Because the data in the training set is trained using gradient descent. Each subsequent loss will be lower or equal to the previous one. It might eventualy get to close to zero.

This is where the validaton loss comes into play, along side the training loss. At some point the validation loss could start increasing, which is a red flag for overfitting. 

If we are getting better at predicting the training set, but getting worse at predicting the validation set, we are clearly not getting it right at the overall data level.

## Testing

After we have trained the model and validated it, it is time to measure its predictive power.

Logically this means running the model on a dataset it hasn't seen before, which is equivalent to applying it in real life. 

The accuracy we get by forward propogating the test dataset, is the accuracy we expect the model to have if we deploy it in real life.

## Summary

- You get a dataset
- You split it into 3
    - training (80% / 70%)
    - validation (10% / 20%)
    - testing (10% / 10%)
- Train the model using the training dataset only, backpropogating the weights and biases
- Every now and then (usually every epoch), validate the model by running it through the validation dataset. If the training loss and validation loss are decreasing hand in hand, all ok. If the validation loss is increasing, the model is overfitting.
- Test the model with the test dataset. The accuracy obtained at this stage is the accuracy of the algorithm. 
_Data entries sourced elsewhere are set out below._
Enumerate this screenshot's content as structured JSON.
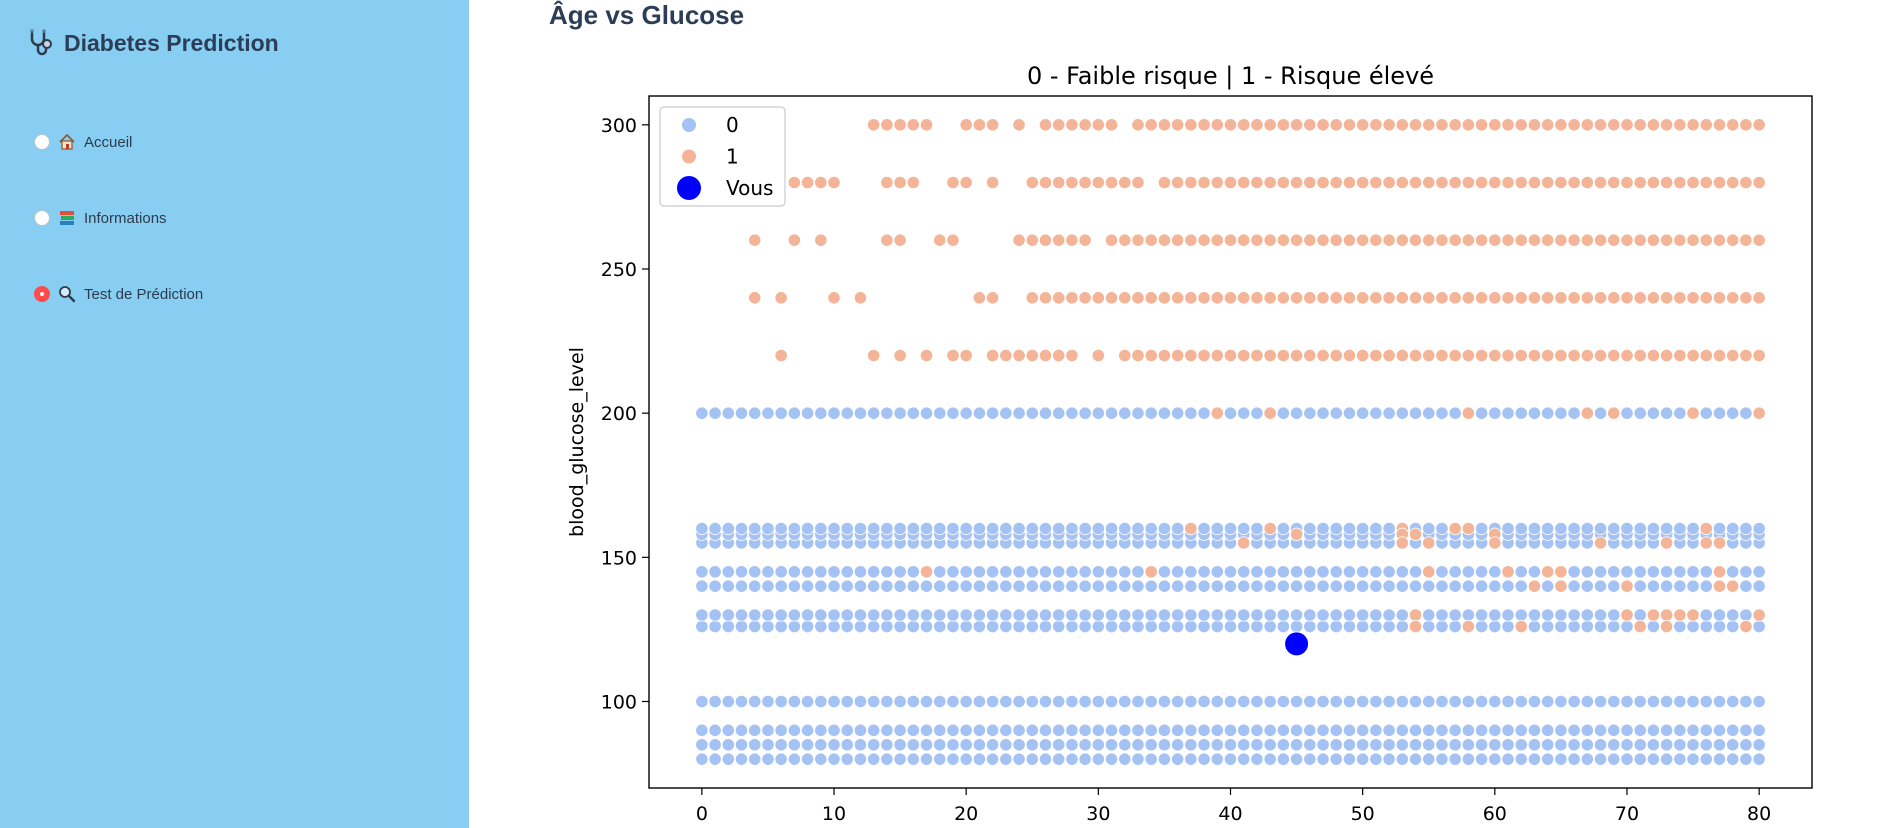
{
  "sidebar": {
    "title": "Diabetes Prediction",
    "logo_icon": "stethoscope-icon",
    "accent_color": "#87cef2",
    "items": [
      {
        "label": "Accueil",
        "icon": "house-icon",
        "selected": false
      },
      {
        "label": "Informations",
        "icon": "books-icon",
        "selected": false
      },
      {
        "label": "Test de Prédiction",
        "icon": "magnifier-icon",
        "selected": true
      }
    ]
  },
  "main": {
    "section_title": "Âge vs Glucose"
  },
  "chart_data": {
    "type": "scatter",
    "title": "0 - Faible risque | 1 - Risque élevé",
    "xlabel": "",
    "ylabel": "blood_glucose_level",
    "xlim": [
      -4,
      84
    ],
    "ylim": [
      70,
      310
    ],
    "xticks": [
      0,
      10,
      20,
      30,
      40,
      50,
      60,
      70,
      80
    ],
    "yticks": [
      100,
      150,
      200,
      250,
      300
    ],
    "legend_position": "top-left",
    "grid": false,
    "colors": {
      "0": "#a5c2f4",
      "1": "#f4b497",
      "Vous": "#0000ff"
    },
    "legend": [
      {
        "label": "0",
        "color": "#a5c2f4"
      },
      {
        "label": "1",
        "color": "#f4b497"
      },
      {
        "label": "Vous",
        "color": "#0000ff"
      }
    ],
    "series": [
      {
        "name": "0",
        "color": "#a5c2f4",
        "rows": [
          {
            "y": 80,
            "x_from": 0,
            "x_to": 80
          },
          {
            "y": 85,
            "x_from": 0,
            "x_to": 80
          },
          {
            "y": 90,
            "x_from": 0,
            "x_to": 80
          },
          {
            "y": 100,
            "x_from": 0,
            "x_to": 80
          },
          {
            "y": 126,
            "x_from": 0,
            "x_to": 80
          },
          {
            "y": 130,
            "x_from": 0,
            "x_to": 80
          },
          {
            "y": 140,
            "x_from": 0,
            "x_to": 80
          },
          {
            "y": 145,
            "x_from": 0,
            "x_to": 80
          },
          {
            "y": 155,
            "x_from": 0,
            "x_to": 80
          },
          {
            "y": 158,
            "x_from": 0,
            "x_to": 80
          },
          {
            "y": 160,
            "x_from": 0,
            "x_to": 80
          },
          {
            "y": 200,
            "x_from": 0,
            "x_to": 80
          }
        ]
      },
      {
        "name": "1",
        "color": "#f4b497",
        "rows": [
          {
            "y": 300,
            "x": [
              13,
              14,
              15,
              16,
              17,
              20,
              21,
              22,
              24,
              26,
              27,
              28,
              29,
              30,
              31,
              33,
              34,
              35,
              36,
              37,
              38,
              39,
              40,
              41,
              42,
              43,
              44,
              45,
              46,
              47,
              48,
              49,
              50,
              51,
              52,
              53,
              54,
              55,
              56,
              57,
              58,
              59,
              60,
              61,
              62,
              63,
              64,
              65,
              66,
              67,
              68,
              69,
              70,
              71,
              72,
              73,
              74,
              75,
              76,
              77,
              78,
              79,
              80
            ]
          },
          {
            "y": 280,
            "x": [
              7,
              8,
              9,
              10,
              14,
              15,
              16,
              19,
              20,
              22,
              25,
              26,
              27,
              28,
              29,
              30,
              31,
              32,
              33,
              35,
              36,
              37,
              38,
              39,
              40,
              41,
              42,
              43,
              44,
              45,
              46,
              47,
              48,
              49,
              50,
              51,
              52,
              53,
              54,
              55,
              56,
              57,
              58,
              59,
              60,
              61,
              62,
              63,
              64,
              65,
              66,
              67,
              68,
              69,
              70,
              71,
              72,
              73,
              74,
              75,
              76,
              77,
              78,
              79,
              80
            ]
          },
          {
            "y": 260,
            "x": [
              4,
              7,
              9,
              14,
              15,
              18,
              19,
              24,
              25,
              26,
              27,
              28,
              29,
              31,
              32,
              33,
              34,
              35,
              36,
              37,
              38,
              39,
              40,
              41,
              42,
              43,
              44,
              45,
              46,
              47,
              48,
              49,
              50,
              51,
              52,
              53,
              54,
              55,
              56,
              57,
              58,
              59,
              60,
              61,
              62,
              63,
              64,
              65,
              66,
              67,
              68,
              69,
              70,
              71,
              72,
              73,
              74,
              75,
              76,
              77,
              78,
              79,
              80
            ]
          },
          {
            "y": 240,
            "x": [
              4,
              6,
              10,
              12,
              21,
              22,
              25,
              26,
              27,
              28,
              29,
              30,
              31,
              32,
              33,
              34,
              35,
              36,
              37,
              38,
              39,
              40,
              41,
              42,
              43,
              44,
              45,
              46,
              47,
              48,
              49,
              50,
              51,
              52,
              53,
              54,
              55,
              56,
              57,
              58,
              59,
              60,
              61,
              62,
              63,
              64,
              65,
              66,
              67,
              68,
              69,
              70,
              71,
              72,
              73,
              74,
              75,
              76,
              77,
              78,
              79,
              80
            ]
          },
          {
            "y": 220,
            "x": [
              6,
              13,
              15,
              17,
              19,
              20,
              22,
              23,
              24,
              25,
              26,
              27,
              28,
              30,
              32,
              33,
              34,
              35,
              36,
              37,
              38,
              39,
              40,
              41,
              42,
              43,
              44,
              45,
              46,
              47,
              48,
              49,
              50,
              51,
              52,
              53,
              54,
              55,
              56,
              57,
              58,
              59,
              60,
              61,
              62,
              63,
              64,
              65,
              66,
              67,
              68,
              69,
              70,
              71,
              72,
              73,
              74,
              75,
              76,
              77,
              78,
              79,
              80
            ]
          },
          {
            "y": 200,
            "x": [
              39,
              43,
              58,
              67,
              69,
              75,
              80
            ]
          },
          {
            "y": 160,
            "x": [
              37,
              43,
              53,
              57,
              58,
              76
            ]
          },
          {
            "y": 158,
            "x": [
              45,
              53,
              54,
              60
            ]
          },
          {
            "y": 155,
            "x": [
              41,
              53,
              55,
              60,
              68,
              73,
              76,
              77
            ]
          },
          {
            "y": 145,
            "x": [
              17,
              34,
              55,
              61,
              64,
              65,
              77
            ]
          },
          {
            "y": 140,
            "x": [
              63,
              65,
              70,
              77,
              78
            ]
          },
          {
            "y": 130,
            "x": [
              54,
              70,
              72,
              73,
              74,
              75,
              80
            ]
          },
          {
            "y": 126,
            "x": [
              54,
              58,
              62,
              71,
              73,
              79
            ]
          }
        ]
      },
      {
        "name": "Vous",
        "color": "#0000ff",
        "points": [
          {
            "x": 45,
            "y": 120
          }
        ]
      }
    ]
  }
}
## N-Fold Cross Validation

What if we have a small dataset and cant afford to split it? We would lose underlying relationships, or have so little data for training that the algorithm doesnt work.

N-Fold Cross Validation is a strategy for this situation. 

It combines the training and validation datasets in a clever way, however, it still requires the test dataset. 

Lets say we have a dataset containing 11,000 observations. We will save 1,000 for testing and then we have 10,000 samples for training and validation. 

This is not a big dataset. In data science you usually deal with ginormous datasets.

(Ginormous datasets have their own problems - being so large, they often have a lot of missing values. We refer to them as being sparse)

We want to train on 9,000 datapoints and validate on 1,000. We split the remaining 10,000 observations into 1,000 observations each, and fold it 10 times, so this is a 10-fold cross-validation. (10 is a commonly used value)

In the first epoch we treat the first chunk as the validation set and the others for training. In the second epoch we treat the second chunk as validation set and the others for training. And so on. 


Pros:
- utilised more data
- we have a model

Cons:
- we have still trained on the validation set, possible overfitting

## Early Stopping

We understand that we should train the model until the loss function is minimised. We can go on doing that forever, but at some point we will overfit.

This is why the validation dataset comes in to help stop that training.

Generally, early stopping is a technique to prevent overfitting. It is called early stopping as we want to stop early before we overfit.

The most common ways to do this are:
- train for a preset number of epochs (dont use this)
    - pro:
        - eventually solves the problem
    - cons:
        - no guarantee that the min is reached
        - maybe doesnt minimise at all
        - doesn't prevent overfitting
- stop when loss function updates become sufficiently small
    - pros:
        - we are sure the loss is minised (loss function stops changing)
        - saves computing power (by not iterating uselessly)
    - cons:
        - we can't guess the number of epochs
        - doesn't prevent overfitting
- validation set strategy (stop the algo when the training loss and the validation loss start to diverge)
    - pros:
        - we are sure the validation loss is minimised
        - saves computing power
        - prevents overfitting
    - cons:
        - might iterate uselessly


It might be best to use a combination of the updates too small and validation set methods, to balance out the pros and cons.